Le résultat du référendum validera ou non  l’accord.

Le nouvel alinéa 3 de l’article L. 2232-12 prévoit que si, à l'issue d'un délai de huit jours à compter de cette demande, les éventuelles signatures d'autres organisations syndicales représentatives n'ont pas permis d'atteindre le taux de 50 % mentionné au premier alinéa et si les conditions mentionnées au deuxième alinéa sont toujours remplies (signature à 30% et maintient de la demande de réaliser un référendum), cette consultation des salariés est organisée dans un délai de deux mois par l’employeur.

Un décret n° 2016-1797 du 20 décembre 2016 vient encadrer les conditions de la consultation des salariés organisée en application de cet alinéa.

Il est précisé que l’employeur devra établir un protocole avec les organisations syndicales signataires de l’accord et représentant au moins 30% des voix. Il déterminera la liste des salariés couverts par l'accord dans le but de faciliter l’organisation d’un vote à bulletin secret (D. 2232-2 du code du travail, nouveau) qui se tiendra pendant le temps de travail. Ce protocole sera porté à la connaissance des salariés par tout moyen au plus tard quinze jours avant la consultation.

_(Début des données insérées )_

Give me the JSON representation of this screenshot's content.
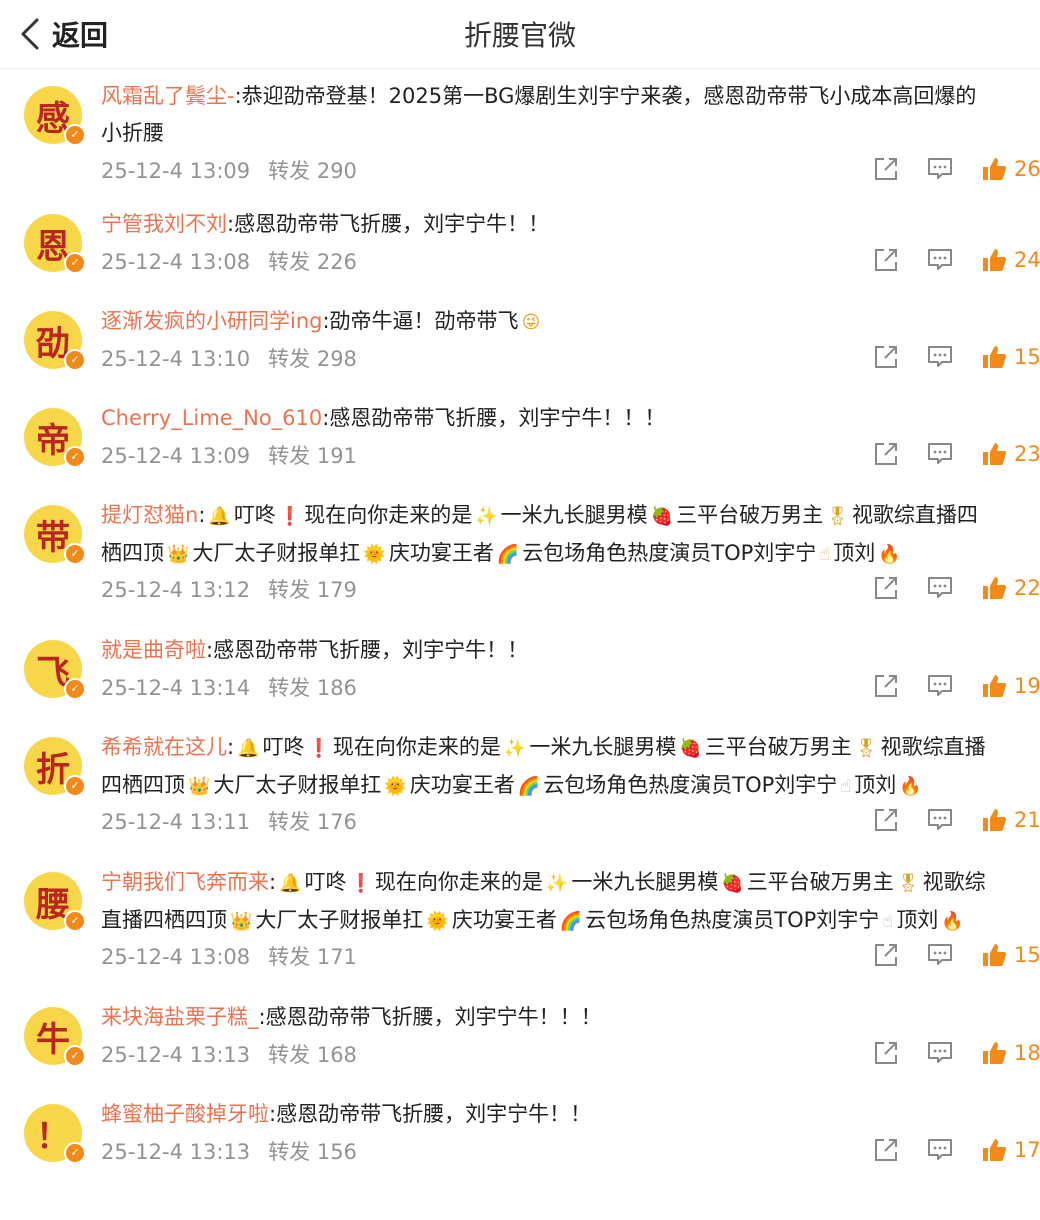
{
  "header": {
    "back_label": "返回",
    "title": "折腰官微"
  },
  "repost_label": "转发",
  "comments": [
    {
      "avatar_char": "感",
      "user": "风霜乱了鬓尘-",
      "text_lines": [
        [
          ":恭迎劭帝登基！2025第一BG爆剧生刘宇宁来袭，感恩劭帝带飞小成本高回爆的"
        ],
        [
          "小折腰"
        ]
      ],
      "time": "25-12-4 13:09",
      "reposts": "290",
      "likes": "26"
    },
    {
      "avatar_char": "恩",
      "user": "宁管我刘不刘",
      "text_lines": [
        [
          ":感恩劭帝带飞折腰，刘宇宁牛！！"
        ]
      ],
      "time": "25-12-4 13:08",
      "reposts": "226",
      "likes": "24"
    },
    {
      "avatar_char": "劭",
      "user": "逐渐发疯的小研同学ing",
      "text_lines": [
        [
          ":劭帝牛逼！劭帝带飞",
          {
            "e": "face-icon",
            "g": "😜",
            "c": "e-face"
          }
        ]
      ],
      "time": "25-12-4 13:10",
      "reposts": "298",
      "likes": "15"
    },
    {
      "avatar_char": "帝",
      "user": "Cherry_Lime_No_610",
      "text_lines": [
        [
          ":感恩劭帝带飞折腰，刘宇宁牛！！！"
        ]
      ],
      "time": "25-12-4 13:09",
      "reposts": "191",
      "likes": "23"
    },
    {
      "avatar_char": "带",
      "user": "提灯怼猫n",
      "text_lines": [
        [
          ":",
          {
            "e": "bell-icon",
            "g": "🔔",
            "c": "e-bell"
          },
          "叮咚",
          {
            "e": "exclamation-icon",
            "g": "❗",
            "c": "e-excl"
          },
          "现在向你走来的是",
          {
            "e": "sparkles-icon",
            "g": "✨",
            "c": "e-spark"
          },
          "一米九长腿男模",
          {
            "e": "strawberry-icon",
            "g": "🍓",
            "c": "e-straw"
          },
          "三平台破万男主",
          {
            "e": "medal-icon",
            "g": "🎖",
            "c": "e-medal"
          },
          "视歌综直播四"
        ],
        [
          "栖四顶",
          {
            "e": "crown-icon",
            "g": "👑",
            "c": "e-crown"
          },
          "大厂太子财报单扛",
          {
            "e": "sun-icon",
            "g": "🌞",
            "c": "e-sun"
          },
          "庆功宴王者",
          {
            "e": "rainbow-icon",
            "g": "🌈",
            "c": "e-rainbow"
          },
          "云包场角色热度演员TOP刘宇宁",
          {
            "e": "pointing-up-icon",
            "g": "☝",
            "c": "e-hand"
          },
          "顶刘",
          {
            "e": "fire-icon",
            "g": "🔥",
            "c": "e-fire"
          }
        ]
      ],
      "time": "25-12-4 13:12",
      "reposts": "179",
      "likes": "22"
    },
    {
      "avatar_char": "飞",
      "user": "就是曲奇啦",
      "text_lines": [
        [
          ":感恩劭帝带飞折腰，刘宇宁牛！！"
        ]
      ],
      "time": "25-12-4 13:14",
      "reposts": "186",
      "likes": "19"
    },
    {
      "avatar_char": "折",
      "user": "希希就在这儿",
      "text_lines": [
        [
          ":",
          {
            "e": "bell-icon",
            "g": "🔔",
            "c": "e-bell"
          },
          "叮咚",
          {
            "e": "exclamation-icon",
            "g": "❗",
            "c": "e-excl"
          },
          "现在向你走来的是",
          {
            "e": "sparkles-icon",
            "g": "✨",
            "c": "e-spark"
          },
          "一米九长腿男模",
          {
            "e": "strawberry-icon",
            "g": "🍓",
            "c": "e-straw"
          },
          "三平台破万男主",
          {
            "e": "medal-icon",
            "g": "🎖",
            "c": "e-medal"
          },
          "视歌综直播"
        ],
        [
          "四栖四顶",
          {
            "e": "crown-icon",
            "g": "👑",
            "c": "e-crown"
          },
          "大厂太子财报单扛",
          {
            "e": "sun-icon",
            "g": "🌞",
            "c": "e-sun"
          },
          "庆功宴王者",
          {
            "e": "rainbow-icon",
            "g": "🌈",
            "c": "e-rainbow"
          },
          "云包场角色热度演员TOP刘宇宁",
          {
            "e": "pointing-up-icon",
            "g": "☝",
            "c": "e-hand"
          },
          "顶刘",
          {
            "e": "fire-icon",
            "g": "🔥",
            "c": "e-fire"
          }
        ]
      ],
      "time": "25-12-4 13:11",
      "reposts": "176",
      "likes": "21"
    },
    {
      "avatar_char": "腰",
      "user": "宁朝我们飞奔而来",
      "text_lines": [
        [
          ":",
          {
            "e": "bell-icon",
            "g": "🔔",
            "c": "e-bell"
          },
          "叮咚",
          {
            "e": "exclamation-icon",
            "g": "❗",
            "c": "e-excl"
          },
          "现在向你走来的是",
          {
            "e": "sparkles-icon",
            "g": "✨",
            "c": "e-spark"
          },
          "一米九长腿男模",
          {
            "e": "strawberry-icon",
            "g": "🍓",
            "c": "e-straw"
          },
          "三平台破万男主",
          {
            "e": "medal-icon",
            "g": "🎖",
            "c": "e-medal"
          },
          "视歌综"
        ],
        [
          "直播四栖四顶",
          {
            "e": "crown-icon",
            "g": "👑",
            "c": "e-crown"
          },
          "大厂太子财报单扛",
          {
            "e": "sun-icon",
            "g": "🌞",
            "c": "e-sun"
          },
          "庆功宴王者",
          {
            "e": "rainbow-icon",
            "g": "🌈",
            "c": "e-rainbow"
          },
          "云包场角色热度演员TOP刘宇宁",
          {
            "e": "pointing-up-icon",
            "g": "☝",
            "c": "e-hand"
          },
          "顶刘",
          {
            "e": "fire-icon",
            "g": "🔥",
            "c": "e-fire"
          }
        ]
      ],
      "time": "25-12-4 13:08",
      "reposts": "171",
      "likes": "15"
    },
    {
      "avatar_char": "牛",
      "user": "来块海盐栗子糕_",
      "text_lines": [
        [
          ":感恩劭帝带飞折腰，刘宇宁牛！！！"
        ]
      ],
      "time": "25-12-4 13:13",
      "reposts": "168",
      "likes": "18"
    },
    {
      "avatar_char": "！",
      "user": "蜂蜜柚子酸掉牙啦",
      "text_lines": [
        [
          ":感恩劭帝带飞折腰，刘宇宁牛！！"
        ]
      ],
      "time": "25-12-4 13:13",
      "reposts": "156",
      "likes": "17"
    }
  ]
}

Enfin, dans l’hypothèse d’un désaccord sur l’organisation du scrutin, le tribunal d'instance peut être saisi dans un délai de 8 jours à compter de l’information faîte aux salariés par l’employeur de la tenue d’un référendum pour valider l’accord (Art. D. 2232-9 du code du travail).

Plus besoin d’accord pour recourir au vote électronique 

Décret. n° 2016-1676 du 5 déc. 2016 en vigueur dès maintenant

Dans les entreprises d'au moins 11 salariés, le code du travail autorise l’employeur à recourir au vote électronique s’il justifie d’un accord d’entreprise ou d’un accord de groupe (article R.2314-8 pour l’élection DP et R. 2324-4 pour l’élection du CE). Cet accord collectif doit être mentionné dans le protocole d’accord préélectoral et, s'il est déjà arrêté, le nom du prestataire choisi pour le mettre en place (R.2314-16 et R.2324-12).

La loi restait toutefois muette lorsque l’employeur souhaite mettre en place le vote électronique mais qu’il ne justifie pas d’accord collectif. La loi travail (article 58) remédie à ce vide juridique.

Ce décret du 5 décembre 2016 précise les modalités du vote électronique pour les élections des délégués du personnel et du comité d'entreprise prévues en l'absence d'accord. Essentiellement, les articles R.2314-8 et R.2324-4 du code du travail sont modifiés. Le vote électronique reste donc soumis en priorité à la nécessité de justifier d’un accord d’entreprise ou de groupe. Dans l’hypothèse d’un procès-verbal de désaccord, l’employeur pourra préciser dans le protocole d’accord préélectoral qu’il compte recourir au vote électronique de façon unilatérale. Le protocole devra donc faire mention de l’échec des négociations. Le recours au vote électronique sera alors valable en cas d’élections partielles lorsqu’un collège électoral n'est plus représenté ou si le nombre des membres titulaires de la délégation du personnel est réduit de moitié ou plus.